Ceci n’est pas une dictature
André Bellon nous livre un travail d’historien qui, même s’il dérange bien des idées reçues, ne doit pas être confondu avec un brûlot de politique partisane.
L’auteur ne trouve les principes des Lumières ni chez les partis en lice, ni dans la structure et le fonctionnement de nos institutions actuelles. Il évite les pièges des vaines polémiques pour s’en tenir à des faits incontestables, ce qui fait de son propos un diagnostic objectif et éclairant sur les dérives de la Ve République.
Ainsi, en 2005, par voie référendaire, les Français ont dit majoritairement non au projet de TCE, mais en 2007, députés et sénateurs ont voté oui au traité de Lisbonne et à la réforme constitutionnelle. Selon les points de vue, de tels événements peuvent paraître symptomatiques d’un défaut de pédagogie imputable à l’absence de véritables débats et, dans tous les cas, d’un étiolement de la démocratie.

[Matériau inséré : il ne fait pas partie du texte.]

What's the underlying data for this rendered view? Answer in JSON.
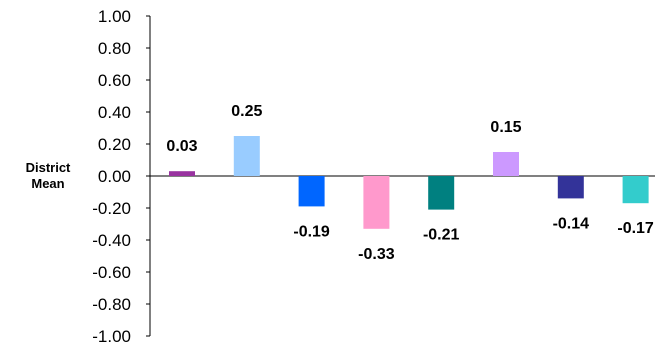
{
  "chart_data": {
    "type": "bar",
    "title": "",
    "xlabel": "",
    "ylabel": [
      "District",
      "Mean"
    ],
    "ylim": [
      -1.0,
      1.0
    ],
    "yticks": [
      "1.00",
      "0.80",
      "0.60",
      "0.40",
      "0.20",
      "0.00",
      "-0.20",
      "-0.40",
      "-0.60",
      "-0.80",
      "-1.00"
    ],
    "ytick_values": [
      1.0,
      0.8,
      0.6,
      0.4,
      0.2,
      0.0,
      -0.2,
      -0.4,
      -0.6,
      -0.8,
      -1.0
    ],
    "grid": false,
    "legend": "none",
    "values": [
      0.03,
      0.25,
      -0.19,
      -0.33,
      -0.21,
      0.15,
      -0.14,
      -0.17
    ],
    "labels": [
      "0.03",
      "0.25",
      "-0.19",
      "-0.33",
      "-0.21",
      "0.15",
      "-0.14",
      "-0.17"
    ],
    "colors": [
      "#9933A0",
      "#99CCFF",
      "#0066FF",
      "#FF99CC",
      "#008080",
      "#CC99FF",
      "#333399",
      "#33CCCC"
    ]
  }
}
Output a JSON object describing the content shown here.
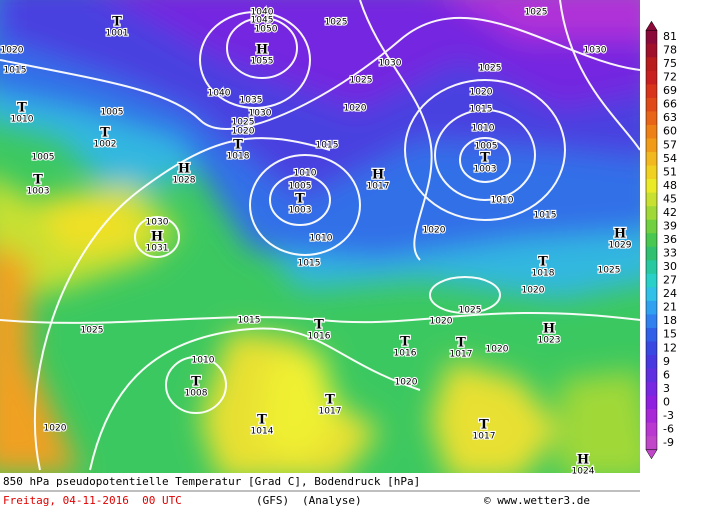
{
  "legend": {
    "labels": [
      81,
      78,
      75,
      72,
      69,
      66,
      63,
      60,
      57,
      54,
      51,
      48,
      45,
      42,
      39,
      36,
      33,
      30,
      27,
      24,
      21,
      18,
      15,
      12,
      9,
      6,
      3,
      0,
      -3,
      -6,
      -9
    ],
    "colors": [
      "#8b0a3a",
      "#a0102a",
      "#b81c1c",
      "#c82020",
      "#d8341c",
      "#e04a18",
      "#e86418",
      "#ee8018",
      "#f09c18",
      "#f2b820",
      "#f0d020",
      "#eaea28",
      "#c8e030",
      "#a0d838",
      "#70d040",
      "#48c850",
      "#30c070",
      "#28c8a0",
      "#28d0c8",
      "#30c0e8",
      "#30a0f0",
      "#3080f0",
      "#3060e8",
      "#3848e0",
      "#4838e0",
      "#6030e0",
      "#7828e0",
      "#9020e0",
      "#a828d8",
      "#b838d0",
      "#c048c8"
    ]
  },
  "pressure_centers": [
    {
      "symbol": "T",
      "value": 1001
    },
    {
      "symbol": "H",
      "value": 1055
    },
    {
      "symbol": "T",
      "value": 1010
    },
    {
      "symbol": "T",
      "value": 1002
    },
    {
      "symbol": "T",
      "value": 1003
    },
    {
      "symbol": "H",
      "value": 1028
    },
    {
      "symbol": "H",
      "value": 1031
    },
    {
      "symbol": "T",
      "value": 1018
    },
    {
      "symbol": "T",
      "value": 1003
    },
    {
      "symbol": "H",
      "value": 1017
    },
    {
      "symbol": "T",
      "value": 1003
    },
    {
      "symbol": "H",
      "value": 1029
    },
    {
      "symbol": "T",
      "value": 1018
    },
    {
      "symbol": "T",
      "value": 1016
    },
    {
      "symbol": "T",
      "value": 1016
    },
    {
      "symbol": "T",
      "value": 1017
    },
    {
      "symbol": "H",
      "value": 1023
    },
    {
      "symbol": "T",
      "value": 1008
    },
    {
      "symbol": "T",
      "value": 1017
    },
    {
      "symbol": "T",
      "value": 1014
    },
    {
      "symbol": "T",
      "value": 1017
    },
    {
      "symbol": "H",
      "value": 1024
    }
  ],
  "isobar_labels": [
    1020,
    1015,
    1005,
    1005,
    1030,
    1025,
    1015,
    1010,
    1020,
    1040,
    1035,
    1030,
    1025,
    1020,
    1025,
    1030,
    1025,
    1020,
    1015,
    1010,
    1005,
    1010,
    1015,
    1025,
    1030,
    1025,
    1020,
    1015,
    1010,
    1005,
    1010,
    1015,
    1020,
    1025,
    1020,
    1025,
    1020,
    1020,
    1020,
    1040,
    1045,
    1050
  ],
  "caption": {
    "title": "850 hPa pseudopotentielle Temperatur [Grad C], Bodendruck [hPa]",
    "date": "Freitag, 04-11-2016  00 UTC",
    "model": "(GFS)",
    "run": "(Analyse)",
    "credit": "© www.wetter3.de"
  }
}
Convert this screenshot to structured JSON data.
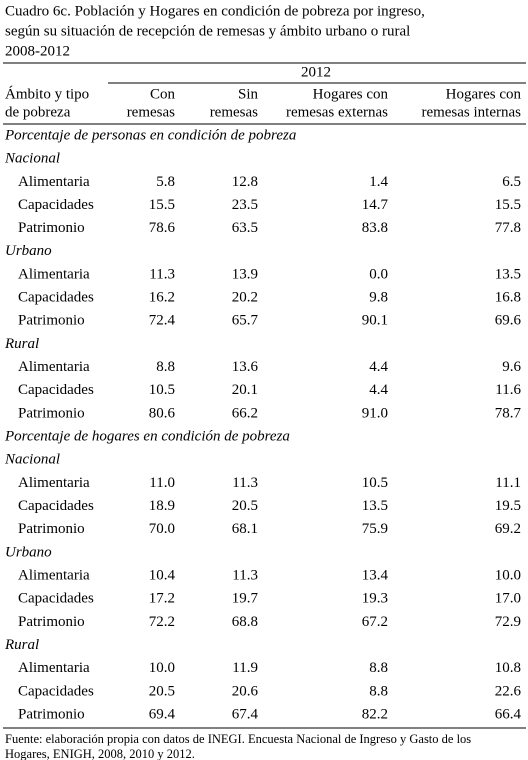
{
  "title": [
    "Cuadro 6c. Población y Hogares en condición de pobreza por ingreso,",
    "según su situación de recepción de remesas y ámbito urbano o rural",
    "2008-2012"
  ],
  "header": {
    "row_header": [
      "Ámbito y tipo",
      "de pobreza"
    ],
    "year": "2012",
    "columns": [
      [
        "Con",
        "remesas"
      ],
      [
        "Sin",
        "remesas"
      ],
      [
        "Hogares con",
        "remesas externas"
      ],
      [
        "Hogares con",
        "remesas internas"
      ]
    ]
  },
  "sections": [
    {
      "title": "Porcentaje de personas en condición de pobreza",
      "groups": [
        {
          "name": "Nacional",
          "rows": [
            {
              "label": "Alimentaria",
              "values": [
                "5.8",
                "12.8",
                "1.4",
                "6.5"
              ]
            },
            {
              "label": "Capacidades",
              "values": [
                "15.5",
                "23.5",
                "14.7",
                "15.5"
              ]
            },
            {
              "label": "Patrimonio",
              "values": [
                "78.6",
                "63.5",
                "83.8",
                "77.8"
              ]
            }
          ]
        },
        {
          "name": "Urbano",
          "rows": [
            {
              "label": "Alimentaria",
              "values": [
                "11.3",
                "13.9",
                "0.0",
                "13.5"
              ]
            },
            {
              "label": "Capacidades",
              "values": [
                "16.2",
                "20.2",
                "9.8",
                "16.8"
              ]
            },
            {
              "label": "Patrimonio",
              "values": [
                "72.4",
                "65.7",
                "90.1",
                "69.6"
              ]
            }
          ]
        },
        {
          "name": "Rural",
          "rows": [
            {
              "label": "Alimentaria",
              "values": [
                "8.8",
                "13.6",
                "4.4",
                "9.6"
              ]
            },
            {
              "label": "Capacidades",
              "values": [
                "10.5",
                "20.1",
                "4.4",
                "11.6"
              ]
            },
            {
              "label": "Patrimonio",
              "values": [
                "80.6",
                "66.2",
                "91.0",
                "78.7"
              ]
            }
          ]
        }
      ]
    },
    {
      "title": "Porcentaje de hogares en condición de pobreza",
      "groups": [
        {
          "name": "Nacional",
          "rows": [
            {
              "label": "Alimentaria",
              "values": [
                "11.0",
                "11.3",
                "10.5",
                "11.1"
              ]
            },
            {
              "label": "Capacidades",
              "values": [
                "18.9",
                "20.5",
                "13.5",
                "19.5"
              ]
            },
            {
              "label": "Patrimonio",
              "values": [
                "70.0",
                "68.1",
                "75.9",
                "69.2"
              ]
            }
          ]
        },
        {
          "name": "Urbano",
          "rows": [
            {
              "label": "Alimentaria",
              "values": [
                "10.4",
                "11.3",
                "13.4",
                "10.0"
              ]
            },
            {
              "label": "Capacidades",
              "values": [
                "17.2",
                "19.7",
                "19.3",
                "17.0"
              ]
            },
            {
              "label": "Patrimonio",
              "values": [
                "72.2",
                "68.8",
                "67.2",
                "72.9"
              ]
            }
          ]
        },
        {
          "name": "Rural",
          "rows": [
            {
              "label": "Alimentaria",
              "values": [
                "10.0",
                "11.9",
                "8.8",
                "10.8"
              ]
            },
            {
              "label": "Capacidades",
              "values": [
                "20.5",
                "20.6",
                "8.8",
                "22.6"
              ]
            },
            {
              "label": "Patrimonio",
              "values": [
                "69.4",
                "67.4",
                "82.2",
                "66.4"
              ]
            }
          ]
        }
      ]
    }
  ],
  "footer": [
    "Fuente: elaboración propia con datos de INEGI. Encuesta Nacional de Ingreso y Gasto de los",
    "Hogares, ENIGH, 2008, 2010 y 2012."
  ]
}
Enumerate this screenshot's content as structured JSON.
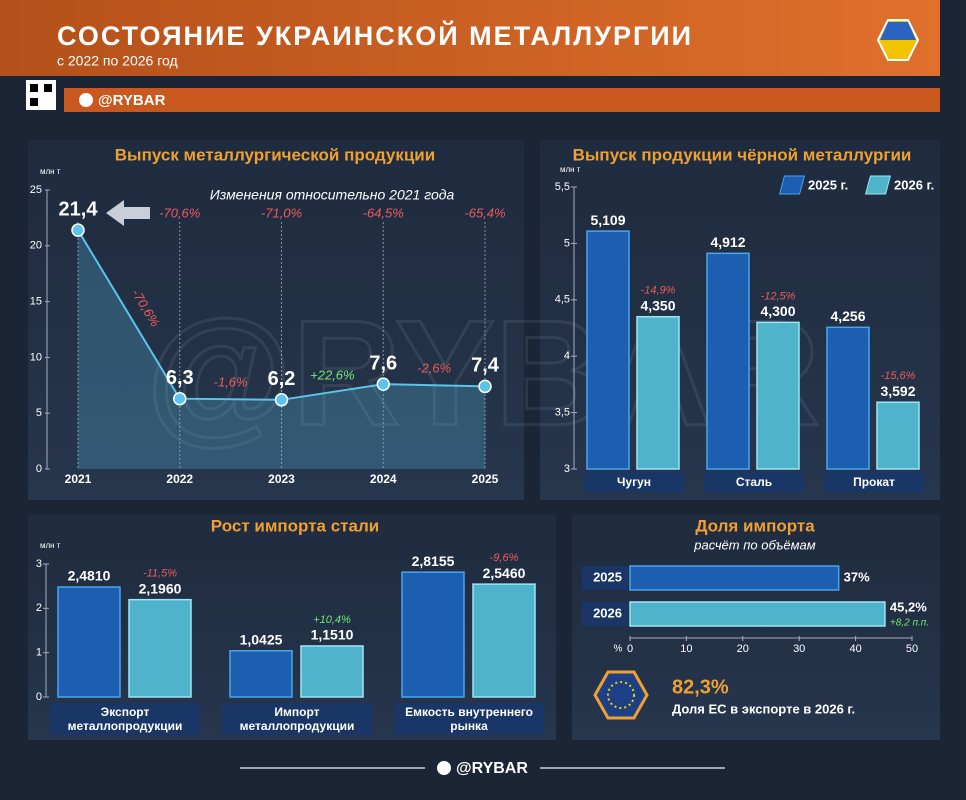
{
  "header": {
    "title": "СОСТОЯНИЕ УКРАИНСКОЙ МЕТАЛЛУРГИИ",
    "subtitle": "с 2022 по 2026 год",
    "brand": "@RYBAR"
  },
  "chart_data": [
    {
      "type": "line",
      "title": "Выпуск металлургической продукции",
      "y_label": "млн т",
      "annotation": "Изменения относительно 2021 года",
      "categories": [
        "2021",
        "2022",
        "2023",
        "2024",
        "2025"
      ],
      "values": [
        21.4,
        6.3,
        6.2,
        7.6,
        7.4
      ],
      "value_labels": [
        "21,4",
        "6,3",
        "6,2",
        "7,6",
        "7,4"
      ],
      "change_vs_2021": [
        "-70,6%",
        "-71,0%",
        "-64,5%",
        "-65,4%"
      ],
      "change_vs_previous": [
        "-70,6%",
        "-1,6%",
        "+22,6%",
        "-2,6%"
      ],
      "color": "#5cc4ea",
      "ylim": [
        0,
        25
      ],
      "yticks": [
        0,
        5,
        10,
        15,
        20,
        25
      ]
    },
    {
      "type": "bar",
      "title": "Выпуск продукции чёрной металлургии",
      "y_label": "млн т",
      "categories": [
        "Чугун",
        "Сталь",
        "Прокат"
      ],
      "series": [
        {
          "name": "2025 г.",
          "color": "#1c5eb0",
          "values": [
            5.109,
            4.912,
            4.256
          ],
          "value_labels": [
            "5,109",
            "4,912",
            "4,256"
          ]
        },
        {
          "name": "2026 г.",
          "color": "#4fb3cc",
          "values": [
            4.35,
            4.3,
            3.592
          ],
          "value_labels": [
            "4,350",
            "4,300",
            "3,592"
          ]
        }
      ],
      "change_labels": [
        "-14,9%",
        "-12,5%",
        "-15,6%"
      ],
      "ylim": [
        3,
        5.5
      ],
      "yticks": [
        3,
        {
          "value": 3.5,
          "label": "3,5"
        },
        4,
        {
          "value": 4.5,
          "label": "4,5"
        },
        5,
        {
          "value": 5.5,
          "label": "5,5"
        }
      ]
    },
    {
      "type": "bar",
      "title": "Рост импорта стали",
      "y_label": "млн т",
      "categories": [
        "Экспорт металлопродукции",
        "Импорт металлопродукции",
        "Емкость внутреннего рынка"
      ],
      "series": [
        {
          "color": "#1c5eb0",
          "values": [
            2.481,
            1.0425,
            2.8155
          ],
          "value_labels": [
            "2,4810",
            "1,0425",
            "2,8155"
          ]
        },
        {
          "color": "#4fb3cc",
          "values": [
            2.196,
            1.151,
            2.546
          ],
          "value_labels": [
            "2,1960",
            "1,1510",
            "2,5460"
          ]
        }
      ],
      "change_labels": [
        "-11,5%",
        "+10,4%",
        "-9,6%"
      ],
      "ylim": [
        0,
        3
      ],
      "yticks": [
        0,
        1,
        2,
        3
      ]
    },
    {
      "type": "hbar",
      "title": "Доля импорта",
      "subtitle": "расчёт по объёмам",
      "x_label": "%",
      "categories": [
        "2025",
        "2026"
      ],
      "values": [
        37,
        45.2
      ],
      "value_labels": [
        "37%",
        "45,2%"
      ],
      "annotation": "+8,2 п.п.",
      "color": "#3d9cc8",
      "xlim": [
        0,
        50
      ],
      "xticks": [
        0,
        10,
        20,
        30,
        40,
        50
      ]
    }
  ],
  "eu_share": {
    "value": "82,3%",
    "label": "Доля ЕС в экспорте в 2026 г."
  },
  "footer": {
    "brand": "@RYBAR"
  }
}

Comment s’étonner de la perte de confiance qui éloigne une part croissante de la population du personnel politique, alors même que des segments entiers du peuple ne se sentent pas représentés, ou même ne sont manifestement pas représentés du tout ? Le nombre des Français qui ne se reconnaissent dans aucun parti et s’abstiennent d’aller aux urnes, ou votent blanc, ne cesse de croître de façon inquiétante.
Ce livre d’André Bellon apporte une nouvelle contribution à l’histoire des dernières décennies. À travers une grande richesse documentaire d’événements, et d’anecdotes risibles s’il ne fallait en pleurer un jour, il sait projeter une lumière crue sur le jeu des pouvoirs législatif, exécutif, judiciaire, médiatique, financier, qui ne répondent plus que théoriquement au principe de séparation.
Le Parlement ne serait d’ailleurs plus qu’une chambre d’enregistrement, s’il était vidé de ses prérogatives par les structures européennes qui décident des règles et des lois. La réduction à cinq ans du mandat présidentiel et l’inversion du calendrier des élections présidentielles et législatives ne font qu’accentuer la dérive d’une république devenue celle des partis, et qui prend insidieusement la forme d’une dictature sans dictateur en titre.
L’histoire montre que, sous aucune latitude, un régime ne peut durablement affronter ni résoudre les crises que traverse le pays dont il a la charge, s’il ne bénéficie pas de la confiance du peuple, légitime et véritable détenteur, in principio et in fine, du pouvoir.
Quelles que soient les opinions du lecteur, l’ouvrage d’André Bellon, captivant sur le fond comme dans la forme, alimentera sa réflexion, dans une perspective historique, et par une argumentation très documentée, qui réserve bien des surprises.